Mercurial > public > sg101

diff tools/load_ygroup.py @ 323:0c18dfb1da1c
Fixing #149; adding the ygroup application: an archive of the old Yahoo Group messages.
author: Brian Neal <bgneal@gmail.com>
date: Sun, 20 Feb 2011 00:31:54 +0000
--- /dev/null	Thu Jan 01 00:00:00 1970 +0000
+++ b/tools/load_ygroup.py	Sun Feb 20 00:31:54 2011 +0000
@@ -0,0 +1,230 @@
+"""
+load_ygroup.py
+
+This application reads the Yahoo Group posts database and creates .csv files
+for populating the ygroup application tables. The .csv files can be used
+with the mysqlimport command to load the ygroup_thread and ygroup_post tables.
+
+E.g.:
+mysqlimport --fields-optionally-enclosed-by=\" --fields-terminated-by=, --fields-escaped-by="" --lines-terminated-by="\r\n" --user=root --password --local --default-character-set=utf8 gremmies_portal /path/to/ygroup_thread.csv
+
+"""
+import csv
+import datetime
+import optparse
+import re
+import sys
+from email.utils import parseaddr
+
+import MySQLdb
+
+
+USAGE = "usage: %prog [options]"
+DESCRIPTION = """\
+This program reads the Yahoo Groups database and outputs 2 .csv files suitable
+for import with mysqlimport for loading the ygroup application tables. Threads
+and posts are created from the initial data.
+"""
+###############################################################################
+
+class ConvertPosts(object):
+    REPLY_RE = re.compile(r"^Re:", re.IGNORECASE)

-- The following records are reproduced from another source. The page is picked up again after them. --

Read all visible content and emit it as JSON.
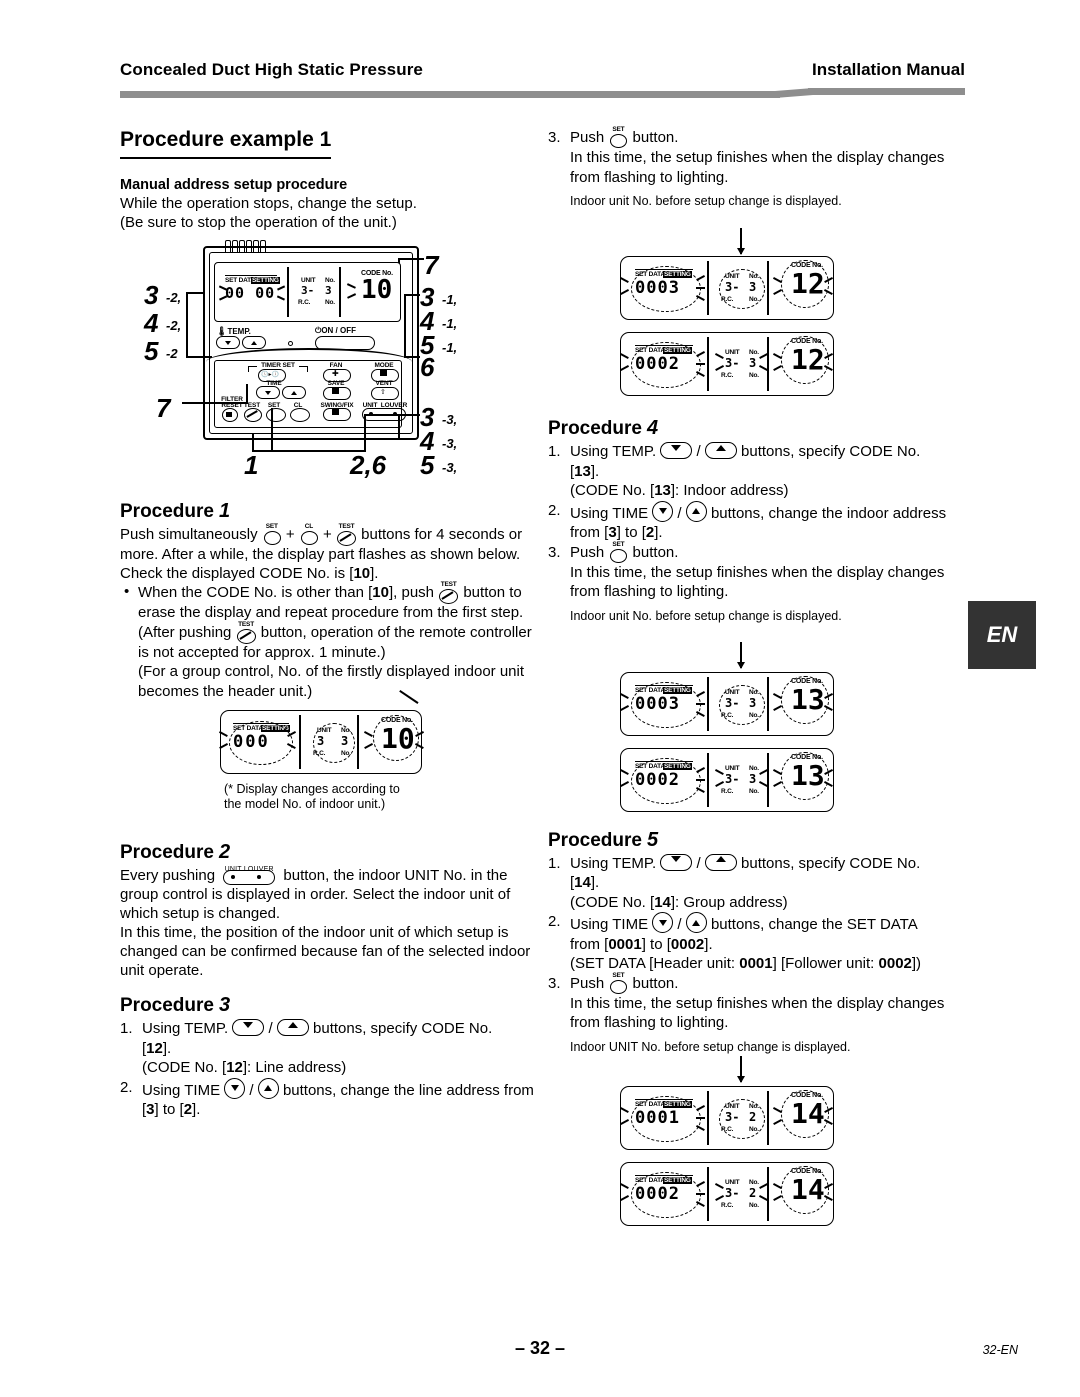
{
  "header": {
    "left_title": "Concealed Duct High Static Pressure",
    "right_title": "Installation Manual"
  },
  "side_tab": {
    "label": "EN"
  },
  "footer": {
    "page_number": "– 32 –",
    "code": "32-EN"
  },
  "left_column": {
    "page_title": "Procedure example 1",
    "intro": {
      "heading": "Manual address setup procedure",
      "line1": "While the operation stops, change the setup.",
      "line2": "(Be sure to stop the operation of the unit.)"
    },
    "controller_figure": {
      "lcd": {
        "set_data_label": "SET DATA",
        "setting_label": "SETTING",
        "value": "00 00",
        "unit_label": "UNIT",
        "unit_no_label": "No.",
        "rc_label": "R.C.",
        "rc_no_label": "No.",
        "unit_value": "3-",
        "rc_value": "3",
        "code_no_label": "CODE No.",
        "code_value": "10"
      },
      "temp_label": "TEMP.",
      "onoff_label": "ON / OFF",
      "timer_set_label": "TIMER SET",
      "time_label": "TIME",
      "fan_label": "FAN",
      "mode_label": "MODE",
      "save_label": "SAVE",
      "vent_label": "VENT",
      "filter_label": "FILTER",
      "reset_label": "RESET",
      "test_label": "TEST",
      "set_label": "SET",
      "cl_label": "CL",
      "swingfix_label": "SWING/FIX",
      "unit_label": "UNIT",
      "louver_label": "LOUVER",
      "callouts": {
        "left_group": [
          "3",
          "-2,",
          "4",
          "-2,",
          "5",
          "-2"
        ],
        "left_seven": "7",
        "top_seven": "7",
        "right_group_1": [
          "3",
          "-1,",
          "4",
          "-1,",
          "5",
          "-1,",
          "6"
        ],
        "right_group_3": [
          "3",
          "-3,",
          "4",
          "-3,",
          "5",
          "-3,"
        ],
        "bottom_one": "1",
        "bottom_two_six": "2,6"
      }
    },
    "procedure_1": {
      "title": "Procedure",
      "number": "1",
      "body_a": "Push simultaneously",
      "body_b": "buttons for 4 seconds or more. After a while, the display part flashes as shown below. Check the displayed CODE No. is [",
      "code_10": "10",
      "body_c": "].",
      "bullet_a": "When the CODE No. is other than [",
      "bullet_b": "], push",
      "bullet_c": "button to erase the display and repeat procedure from the first step.",
      "bullet_d": "(After pushing",
      "bullet_e": "button, operation of the remote controller is not accepted for approx. 1 minute.)",
      "bullet_f": "(For a group control, No. of the firstly displayed indoor unit becomes the header unit.)",
      "figure": {
        "set_data_label": "SET DATA",
        "setting_label": "SETTING",
        "value": "000",
        "unit_label": "UNIT",
        "unit_no_label": "No.",
        "rc_label": "R.C.",
        "rc_no_label": "No.",
        "unit_value": "3",
        "rc_value": "3",
        "code_no_label": "CODE No.",
        "code_value": "10"
      },
      "caption_line1": "(* Display changes according to",
      "caption_line2": "the model No. of indoor unit.)"
    },
    "procedure_2": {
      "title": "Procedure",
      "number": "2",
      "unit_cap": "UNIT",
      "louver_cap": "LOUVER",
      "body_a": "Every pushing",
      "body_b": "button, the indoor UNIT No. in the group control is displayed in order. Select the indoor unit of which setup is changed.",
      "body_c": "In this time, the position of the indoor unit of which setup is changed can be confirmed because fan of the selected indoor unit operate."
    },
    "procedure_3": {
      "title": "Procedure",
      "number": "3",
      "step1_marker": "1.",
      "step1_a": "Using TEMP.",
      "step1_slash": "/",
      "step1_b": "buttons, specify CODE No.",
      "step1_code": "12",
      "step1_c": "[",
      "step1_d": "].",
      "step1_note": "(CODE No. [",
      "step1_note_code": "12",
      "step1_note_end": "]: Line address)",
      "step2_marker": "2.",
      "step2_a": "Using TIME",
      "step2_b": "buttons, change the line address from [",
      "step2_from": "3",
      "step2_mid": "] to [",
      "step2_to": "2",
      "step2_end": "]."
    }
  },
  "right_column": {
    "top_step": {
      "marker": "3.",
      "push_text": "Push",
      "button_text": "button.",
      "detail": "In this time, the setup finishes when the display changes from flashing to lighting.",
      "note": "Indoor unit No. before setup change is displayed."
    },
    "figure_12": {
      "top": {
        "set_data_label": "SET DATA",
        "setting_label": "SETTING",
        "value": "0003",
        "unit_label": "UNIT",
        "unit_no_label": "No.",
        "rc_label": "R.C.",
        "rc_no_label": "No.",
        "unit_value": "3-",
        "rc_value": "3",
        "code_no_label": "CODE No.",
        "code_value": "12"
      },
      "bottom": {
        "set_data_label": "SET DATA",
        "setting_label": "SETTING",
        "value": "0002",
        "unit_label": "UNIT",
        "unit_no_label": "No.",
        "rc_label": "R.C.",
        "rc_no_label": "No.",
        "unit_value": "3-",
        "rc_value": "3",
        "code_no_label": "CODE No.",
        "code_value": "12"
      }
    },
    "procedure_4": {
      "title": "Procedure",
      "number": "4",
      "step1_marker": "1.",
      "step1_a": "Using TEMP.",
      "step1_slash": "/",
      "step1_b": "buttons, specify CODE No.",
      "step1_c": "[",
      "step1_code": "13",
      "step1_d": "].",
      "step1_note": "(CODE No. [",
      "step1_note_code": "13",
      "step1_note_end": "]: Indoor address)",
      "step2_marker": "2.",
      "step2_a": "Using TIME",
      "step2_b": "buttons, change the indoor address from [",
      "step2_from": "3",
      "step2_mid": "] to [",
      "step2_to": "2",
      "step2_end": "].",
      "step3_marker": "3.",
      "step3_push": "Push",
      "step3_button": "button.",
      "step3_detail": "In this time, the setup finishes when the display changes from flashing to lighting.",
      "note": "Indoor unit No. before setup change is displayed."
    },
    "figure_13": {
      "top": {
        "set_data_label": "SET DATA",
        "setting_label": "SETTING",
        "value": "0003",
        "unit_label": "UNIT",
        "unit_no_label": "No.",
        "rc_label": "R.C.",
        "rc_no_label": "No.",
        "unit_value": "3-",
        "rc_value": "3",
        "code_no_label": "CODE No.",
        "code_value": "13"
      },
      "bottom": {
        "set_data_label": "SET DATA",
        "setting_label": "SETTING",
        "value": "0002",
        "unit_label": "UNIT",
        "unit_no_label": "No.",
        "rc_label": "R.C.",
        "rc_no_label": "No.",
        "unit_value": "3-",
        "rc_value": "3",
        "code_no_label": "CODE No.",
        "code_value": "13"
      }
    },
    "procedure_5": {
      "title": "Procedure",
      "number": "5",
      "step1_marker": "1.",
      "step1_a": "Using TEMP.",
      "step1_slash": "/",
      "step1_b": "buttons, specify CODE No.",
      "step1_c": "[",
      "step1_code": "14",
      "step1_d": "].",
      "step1_note": "(CODE No. [",
      "step1_note_code": "14",
      "step1_note_end": "]: Group address)",
      "step2_marker": "2.",
      "step2_a": "Using TIME",
      "step2_b": "buttons, change the SET DATA",
      "step2_from_text": "from [",
      "step2_from": "0001",
      "step2_mid": "] to [",
      "step2_to": "0002",
      "step2_end": "].",
      "step2_note_a": "(SET DATA [Header unit:",
      "step2_note_header": "0001",
      "step2_note_b": "] [Follower unit:",
      "step2_note_follower": "0002",
      "step2_note_c": "])",
      "step3_marker": "3.",
      "step3_push": "Push",
      "step3_button": "button.",
      "step3_detail": "In this time, the setup finishes when the display changes from flashing to lighting.",
      "note": "Indoor UNIT No. before setup change is displayed."
    },
    "figure_14": {
      "top": {
        "set_data_label": "SET DATA",
        "setting_label": "SETTING",
        "value": "0001",
        "unit_label": "UNIT",
        "unit_no_label": "No.",
        "rc_label": "R.C.",
        "rc_no_label": "No.",
        "unit_value": "3-",
        "rc_value": "2",
        "code_no_label": "CODE No.",
        "code_value": "14"
      },
      "bottom": {
        "set_data_label": "SET DATA",
        "setting_label": "SETTING",
        "value": "0002",
        "unit_label": "UNIT",
        "unit_no_label": "No.",
        "rc_label": "R.C.",
        "rc_no_label": "No.",
        "unit_value": "3-",
        "rc_value": "2",
        "code_no_label": "CODE No.",
        "code_value": "14"
      }
    }
  }
}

+    SG101_REPLY_RE = re.compile(r"^Re:\s*\[SurfGuitar101\]", re.IGNORECASE)
+
+    def __init__(self, db, show_progress=False):
+        self.db = db
+        self.show_progress = show_progress
+        self.thread_writer = csv.writer(open('ygroup_thread.csv', 'wb'))
+        self.post_writer = csv.writer(open('ygroup_post.csv', 'wb'))

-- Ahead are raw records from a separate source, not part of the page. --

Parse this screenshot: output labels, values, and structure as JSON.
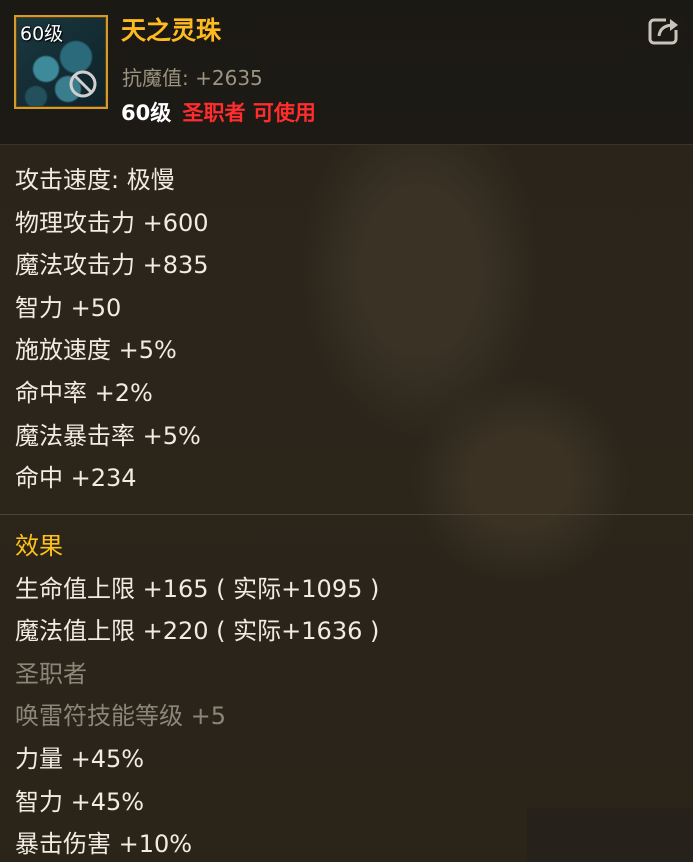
{
  "item": {
    "icon_level": "60级",
    "icon_name": "pearl-item-icon",
    "name": "天之灵珠",
    "resist_label": "抗魔值:",
    "resist_value": "+2635",
    "req_level": "60级",
    "req_class": "圣职者 可使用"
  },
  "colors": {
    "name": "#ffba21",
    "requirement_warning": "#ff2d2d",
    "section_title": "#ffc21b",
    "dim_text": "#8c8678"
  },
  "stats": [
    "攻击速度: 极慢",
    "物理攻击力 +600",
    "魔法攻击力 +835",
    "智力 +50",
    "施放速度 +5%",
    "命中率 +2%",
    "魔法暴击率 +5%",
    "命中 +234"
  ],
  "effects": {
    "title": "效果",
    "lines": [
      "生命值上限 +165 ( 实际+1095 )",
      "魔法值上限 +220 ( 实际+1636 )"
    ],
    "class_header": "圣职者",
    "class_lines": [
      "唤雷符技能等级 +5"
    ],
    "extra_lines": [
      "力量 +45%",
      "智力 +45%",
      "暴击伤害 +10%"
    ]
  }
}
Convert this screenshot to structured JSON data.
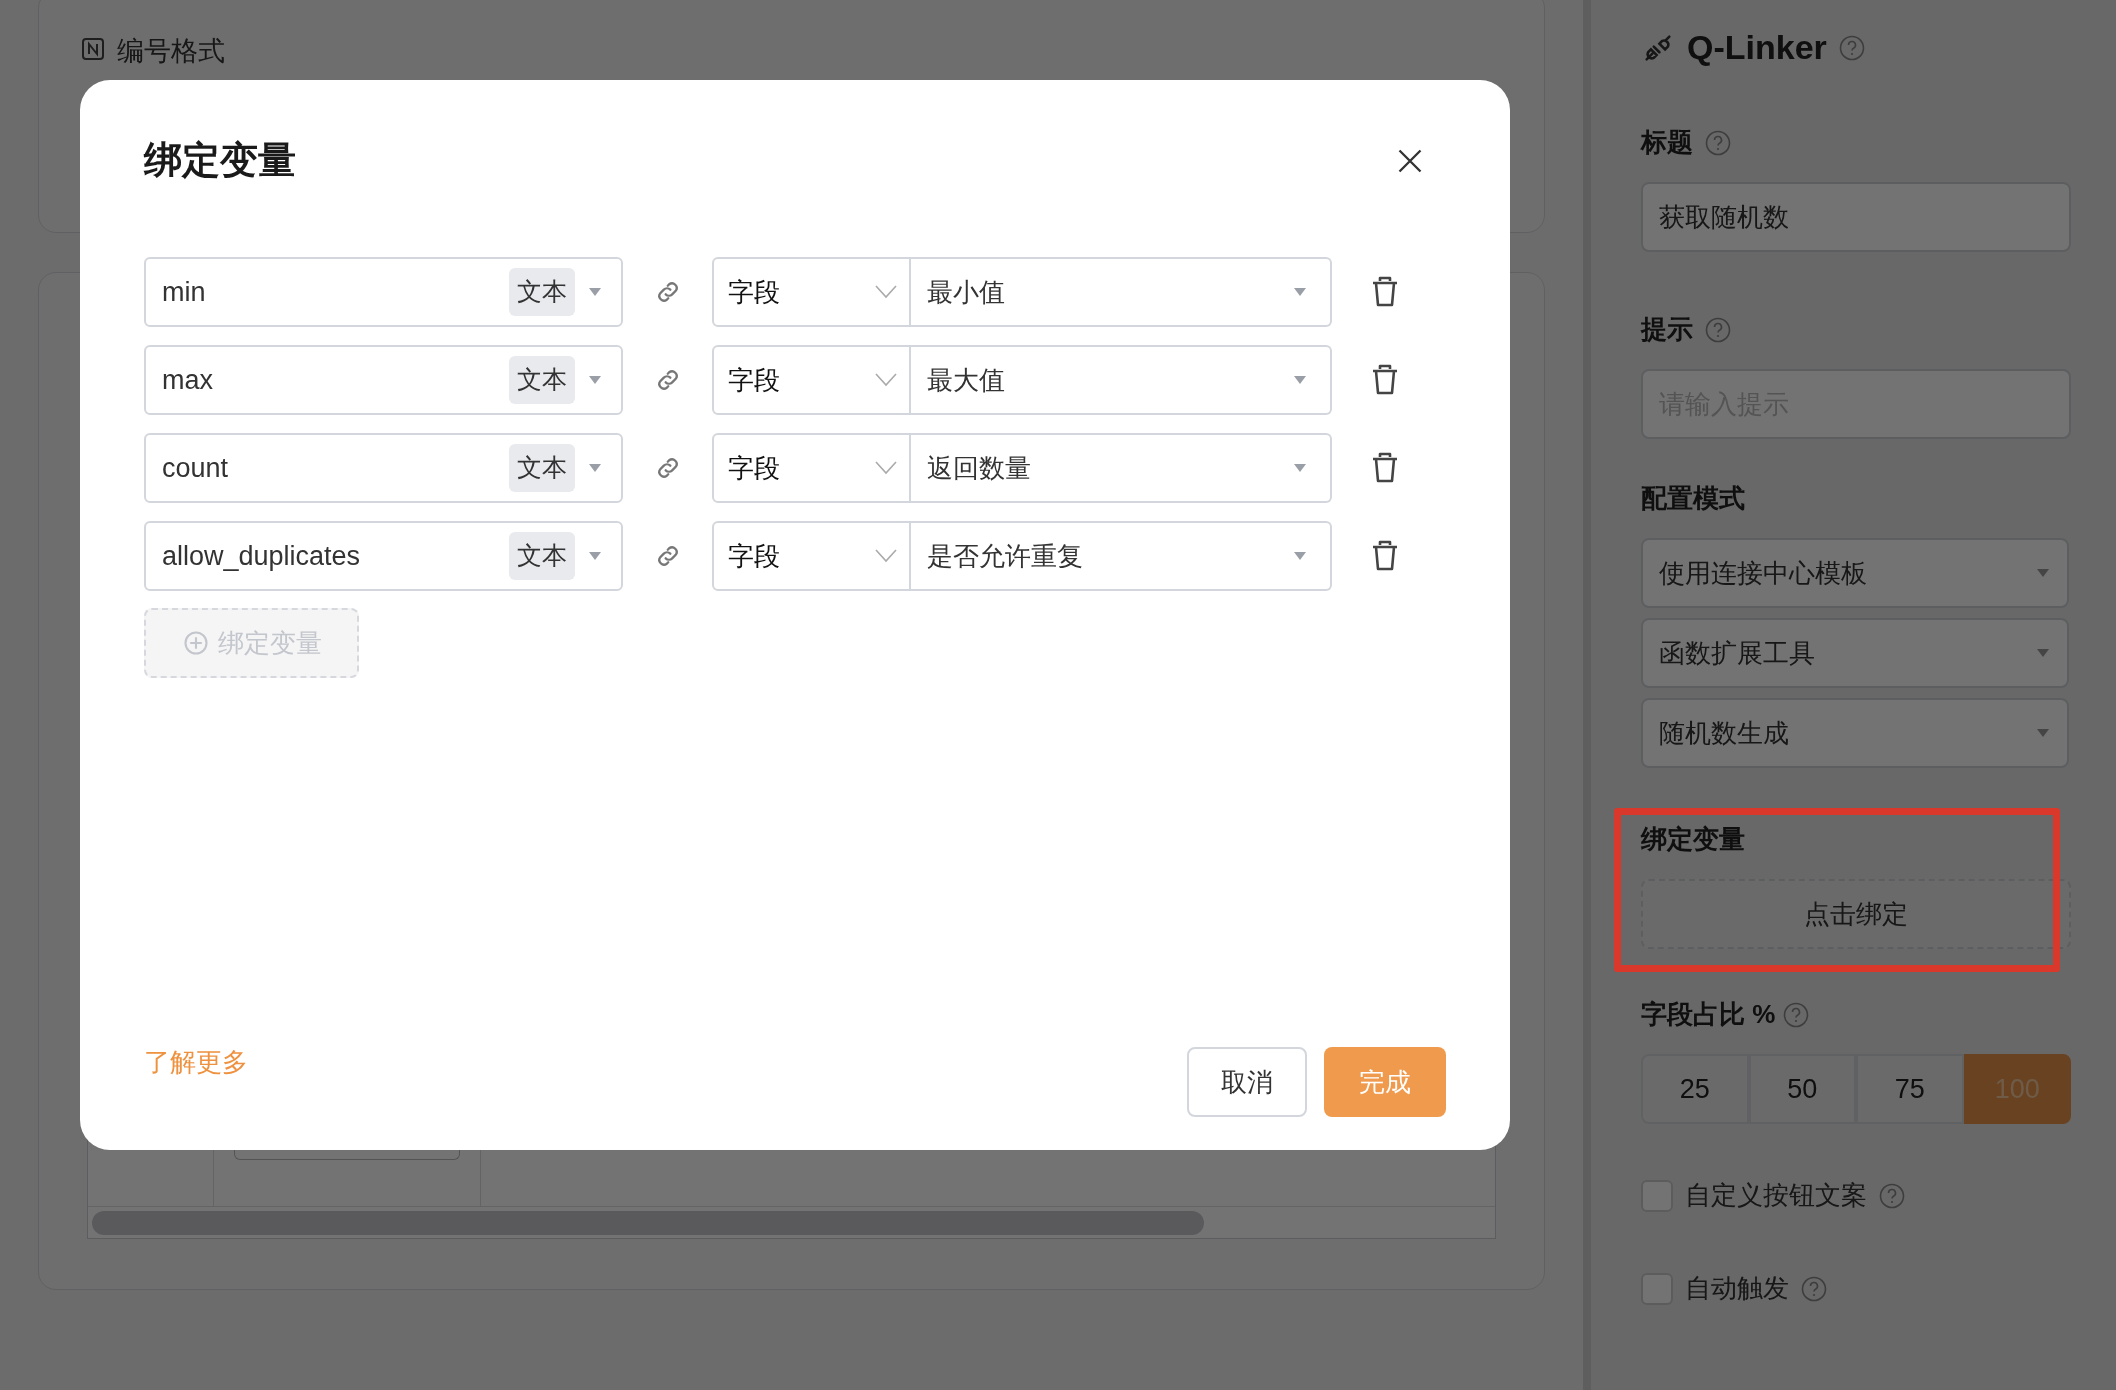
{
  "background": {
    "section_label": "编号格式"
  },
  "panel": {
    "title": "Q-Linker",
    "fields": [
      {
        "label": "标题",
        "value": "获取随机数"
      },
      {
        "label": "提示",
        "placeholder": "请输入提示"
      }
    ],
    "mode": {
      "label": "配置模式",
      "selects": [
        "使用连接中心模板",
        "函数扩展工具",
        "随机数生成"
      ]
    },
    "binding": {
      "label": "绑定变量",
      "button": "点击绑定"
    },
    "ratio": {
      "label": "字段占比 %",
      "options": [
        {
          "label": "25",
          "selected": false
        },
        {
          "label": "50",
          "selected": false
        },
        {
          "label": "75",
          "selected": false
        },
        {
          "label": "100",
          "selected": true
        }
      ]
    },
    "checkboxes": [
      {
        "label": "自定义按钮文案",
        "checked": false
      },
      {
        "label": "自动触发",
        "checked": false
      }
    ]
  },
  "dialog": {
    "title": "绑定变量",
    "rows": [
      {
        "name": "min",
        "type": "文本",
        "source": "字段",
        "field": "最小值"
      },
      {
        "name": "max",
        "type": "文本",
        "source": "字段",
        "field": "最大值"
      },
      {
        "name": "count",
        "type": "文本",
        "source": "字段",
        "field": "返回数量"
      },
      {
        "name": "allow_duplicates",
        "type": "文本",
        "source": "字段",
        "field": "是否允许重复"
      }
    ],
    "add_button": "绑定变量",
    "link": "了解更多",
    "buttons": [
      {
        "label": "取消",
        "kind": "secondary"
      },
      {
        "label": "完成",
        "kind": "primary"
      }
    ]
  }
}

+        self.thread_cache = {}
+        self.last_date = None
+
+    def process(self):
+        """
+        Main processing function. Processes a row at a time from the legacy
+        database, creating csv records in the thread and posts files as
+        appropriate.
+
+        """
+        c = self.db.cursor(MySQLdb.cursors.DictCursor)
+
+        # query the legacy database
+        sql = "SELECT * FROM post ORDER BY id"
+        c.execute(sql)
+
+        # convert the old data and write the output to the file
+        i = 0
+        while True:
+            row = c.fetchone()
+            if row is None:
+                break
+            i += 1
+            if i % 100 == 0:
+                sys.stdout.write('.')
+                sys.stdout.flush()
+
+            self._process_row(row)
+
+        print
+        c.close()
+
+    def _process_row(self, row):
+        """
+        Process one row from the legacy database, creating a csv record
+        in the thread or post files as appropriate.
+
+        """
+        # Create a unified author name from the Yahoo ID and email address
+        # fields in the original post:
+        row['author'] = self.get_author(row['name'], row['email'])
+
+        # Some posts (mainly from 1 user...) have no date; we'll just
+        # make one up by using the last date we saw + 1 second
+
+        if row['date'] is None:
+            assert self.last_date is not None
+            row['date'] = self.last_date + datetime.timedelta(seconds=1)
+
+        self.last_date = row['date']
+
+        # determine if this is a new thread or a reply
+
+        if self.REPLY_RE.match(row['title']):
+            # This appears to be a reply.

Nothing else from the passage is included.